4] use texture array, but for each cascade submit their own set of draw calls, THERE _IS_ oprortunity to clip them independently, so the win is total number of vertices processed by VS (for points 1, 2 the total was 3M, for 3 it was 12M!, for 4 it was 6M) but the loos is total number of batches (for 1, 2, 3 it was 972, for 4 it was 1944)

FPS = 42.1 - if all is submited to base context, 44.1 if 4 deferred contexts are used and each is created on different sheduler task, then all of them are submited at once  into base context)


for 3 there is probably chance to outperform 4 if some neat way of clipping is introduced, but for now i have no time for this and i'm stick with it as-is since i need to get with batches as low as possible since other parts of engine demands them.


blink.png That seems quite low in terms of performance, but hey context and unoptimized. Thanks for sharing, a doubling in performance seems pretty clear.

#5110020 Cascaded Shadows maps, texture atlas or texture array?

Posted by Frenetic Pony on 17 November 2013 - 04:32 PM

If you want to do some profiling by all means share results!

#5108544 Voxel Cone Tracing Experiment - Part 2 Progress

Posted by Frenetic Pony on 11 November 2013 - 03:33 PM

That's a similar idea to what others already did, which is just downsample before tracing and then upsample the results (with some trickery for fine edges). The main problem with just doing cells is that an always present (and temporally stable) specular term is part of the thing that really sells GI to begin with. Still, it's an idea if you're really performance bound.

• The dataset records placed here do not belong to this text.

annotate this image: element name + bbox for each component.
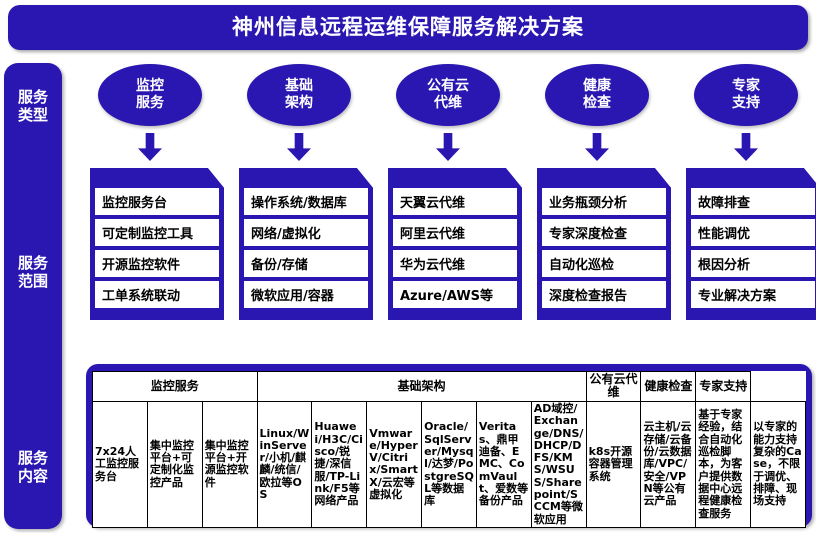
- table-cell: Oracle/SqlServer/Mysql/达梦/PostgreSQL等数据库: [422, 401, 477, 527]
- table-cell: 云主机/云存储/云备份/云数据库/VPC/安全/VPN等公有云产品: [641, 401, 696, 527]
- flow-arrow-down-4: [585, 133, 609, 161]
- scope-item-label: 可定制监控工具: [102, 223, 193, 242]
- page-title: 神州信息远程运维保障服务解决方案: [232, 17, 584, 38]
- scope-item[interactable]: 深度检查报告: [542, 281, 666, 308]
- rail-label-service-type-line1: 服务: [4, 89, 62, 107]
- category-label-line2: 服务: [136, 95, 164, 112]
- scope-box-1: 监控服务台可定制监控工具开源监控软件工单系统联动: [90, 168, 224, 320]
- table-cell: 7x24人工监控服务台: [93, 401, 148, 527]
- scope-item-label: 备份/存储: [251, 254, 308, 273]
- category-label-line2: 代维: [427, 95, 469, 112]
- table-group-header-3: 公有云代维: [586, 372, 641, 402]
- table-group-header-4: 健康检查: [641, 372, 696, 402]
- scope-item-label: 阿里云代维: [400, 223, 465, 242]
- scope-item[interactable]: 自动化巡检: [542, 250, 666, 277]
- scope-box-2: 操作系统/数据库网络/虚拟化备份/存储微软应用/容器: [239, 168, 373, 320]
- scope-item[interactable]: 工单系统联动: [95, 281, 219, 308]
- table-cell: 以专家的能力支持复杂的Case，不限于调优、排障、现场支持: [751, 401, 806, 527]
- scope-item[interactable]: 业务瓶颈分析: [542, 188, 666, 215]
- scope-item-label: 微软应用/容器: [251, 285, 334, 304]
- category-ellipse-label-4: 健康检查: [583, 78, 611, 112]
- rail-label-service-content: 服务 内容: [4, 450, 62, 485]
- category-ellipse-label-1: 监控服务: [136, 78, 164, 112]
- category-ellipse-4[interactable]: 健康检查: [545, 64, 649, 126]
- scope-item[interactable]: 性能调优: [691, 219, 815, 246]
- table-cell: AD域控/Exchange/DNS/DHCP/DFS/KMS/WSUS/Shar…: [531, 401, 586, 527]
- scope-item[interactable]: Azure/AWS等: [393, 281, 517, 308]
- table-group-header-5: 专家支持: [696, 372, 751, 402]
- scope-item[interactable]: 可定制监控工具: [95, 219, 219, 246]
- scope-item-label: 故障排查: [698, 192, 750, 211]
- category-label-line1: 公有云: [427, 78, 469, 95]
- scope-item[interactable]: 监控服务台: [95, 188, 219, 215]
- scope-item-label: 天翼云代维: [400, 192, 465, 211]
- flow-arrow-down-1: [138, 133, 162, 161]
- category-label-line1: 健康: [583, 78, 611, 95]
- category-ellipse-5[interactable]: 专家支持: [694, 64, 798, 126]
- scope-item-label: 华为云代维: [400, 254, 465, 273]
- rail-label-service-scope-line1: 服务: [4, 255, 62, 273]
- category-label-line1: 专家: [732, 78, 760, 95]
- flow-arrow-down-2: [287, 133, 311, 161]
- scope-item-label: 监控服务台: [102, 192, 167, 211]
- table-body: 7x24人工监控服务台集中监控平台+可定制化监控产品集中监控平台+开源监控软件L…: [93, 401, 806, 527]
- scope-item-label: 业务瓶颈分析: [549, 192, 627, 211]
- scope-item-label: 专家深度检查: [549, 223, 627, 242]
- table-cell: 集中监控平台+可定制化监控产品: [147, 401, 202, 527]
- table-group-header-2: 基础架构: [257, 372, 586, 402]
- scope-box-4: 业务瓶颈分析专家深度检查自动化巡检深度检查报告: [537, 168, 671, 320]
- scope-item[interactable]: 网络/虚拟化: [244, 219, 368, 246]
- flow-arrow-down-3: [436, 133, 460, 161]
- category-ellipse-3[interactable]: 公有云代维: [396, 64, 500, 126]
- scope-item[interactable]: 开源监控软件: [95, 250, 219, 277]
- category-label-line2: 检查: [583, 95, 611, 112]
- scope-item[interactable]: 天翼云代维: [393, 188, 517, 215]
- table-row: 7x24人工监控服务台集中监控平台+可定制化监控产品集中监控平台+开源监控软件L…: [93, 401, 806, 527]
- category-ellipse-1[interactable]: 监控服务: [98, 64, 202, 126]
- left-rail: 服务 类型 服务 范围 服务 内容: [4, 63, 62, 529]
- rail-label-service-type-line2: 类型: [4, 107, 62, 125]
- category-label-line2: 支持: [732, 95, 760, 112]
- scope-item-label: 开源监控软件: [102, 254, 180, 273]
- scope-item[interactable]: 专家深度检查: [542, 219, 666, 246]
- scope-item[interactable]: 故障排查: [691, 188, 815, 215]
- rail-label-service-scope: 服务 范围: [4, 255, 62, 290]
- category-label-line1: 基础: [285, 78, 313, 95]
- table-cell: 集中监控平台+开源监控软件: [202, 401, 257, 527]
- scope-item[interactable]: 微软应用/容器: [244, 281, 368, 308]
- scope-item-label: 专业解决方案: [698, 285, 776, 304]
- scope-item[interactable]: 备份/存储: [244, 250, 368, 277]
- scope-item-label: Azure/AWS等: [400, 285, 493, 304]
- scope-item[interactable]: 操作系统/数据库: [244, 188, 368, 215]
- scope-item[interactable]: 阿里云代维: [393, 219, 517, 246]
- scope-item-label: 自动化巡检: [549, 254, 614, 273]
- table-cell: Huawei/H3C/Cisco/锐捷/深信服/TP-Link/F5等网络产品: [312, 401, 367, 527]
- scope-item[interactable]: 华为云代维: [393, 250, 517, 277]
- table-cell: k8s开源容器管理系统: [586, 401, 641, 527]
- table-header: 监控服务基础架构公有云代维健康检查专家支持: [93, 372, 806, 402]
- scope-item[interactable]: 专业解决方案: [691, 281, 815, 308]
- rail-label-service-content-line1: 服务: [4, 450, 62, 468]
- rail-label-service-content-line2: 内容: [4, 468, 62, 486]
- scope-box-3: 天翼云代维阿里云代维华为云代维Azure/AWS等: [388, 168, 522, 320]
- page-title-banner: 神州信息远程运维保障服务解决方案: [8, 5, 808, 50]
- service-content-panel: 监控服务基础架构公有云代维健康检查专家支持 7x24人工监控服务台集中监控平台+…: [86, 364, 812, 527]
- table-group-header-row: 监控服务基础架构公有云代维健康检查专家支持: [93, 372, 806, 402]
- rail-label-service-scope-line2: 范围: [4, 273, 62, 291]
- service-content-table: 监控服务基础架构公有云代维健康检查专家支持 7x24人工监控服务台集中监控平台+…: [92, 371, 806, 528]
- category-ellipse-label-2: 基础架构: [285, 78, 313, 112]
- category-label-line2: 架构: [285, 95, 313, 112]
- table-cell: Veritas、鼎甲迪备、EMC、ComVault、爱数等备份产品: [476, 401, 531, 527]
- scope-item-label: 工单系统联动: [102, 285, 180, 304]
- table-group-header-1: 监控服务: [93, 372, 258, 402]
- category-ellipse-2[interactable]: 基础架构: [247, 64, 351, 126]
- scope-item-label: 根因分析: [698, 254, 750, 273]
- flow-arrow-down-5: [734, 133, 758, 161]
- category-label-line1: 监控: [136, 78, 164, 95]
- table-cell: Linux/WinServer/小机/麒麟/统信/欧拉等OS: [257, 401, 312, 527]
- category-ellipse-label-5: 专家支持: [732, 78, 760, 112]
- scope-item[interactable]: 根因分析: [691, 250, 815, 277]
- scope-item-label: 操作系统/数据库: [251, 192, 347, 211]
- scope-item-label: 网络/虚拟化: [251, 223, 321, 242]
- category-ellipse-label-3: 公有云代维: [427, 78, 469, 112]
- table-cell: Vmware/HyperV/Citrix/SmartX/云宏等虚拟化: [367, 401, 422, 527]
- table-cell: 基于专家经验，结合自动化巡检脚本，为客户提供数据中心远程健康检查服务: [696, 401, 751, 527]
- scope-box-5: 故障排查性能调优根因分析专业解决方案: [686, 168, 816, 320]
- scope-item-label: 深度检查报告: [549, 285, 627, 304]
- scope-item-label: 性能调优: [698, 223, 750, 242]
- rail-label-service-type: 服务 类型: [4, 89, 62, 124]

I think I mentioned a similar idea but just for particles, which are going to be diffuse only anyway for the most part and would be really helpful with layers of transparency. And now that I think about it, it would also work well for highly distant objects. While specular doesn't actually fall off of course, anything but primary specular (say from the sun) shouldn't be too noticeable really far away.


As for transparency, "inferred" or stippled transparency rendering would be really useful for cone tracing. I'm not sure you could also downsample the tracing simultaneously, but it would still prevent tracing from multiple layers of transparency.


As for using a directed acylic graph. I've been thinking that you'd need to separately store albedo/position information, mipmap that, and then figure out a way to apply lighting to different portions dynamically and uniquely using the indirection table. If you're missing what I'm talking about, a Directed Acylic Graph would converge identical copies of voxel areas into just one copy, and then use a table or "indirection table" to direct the tracing to where each copied block was in worldspace.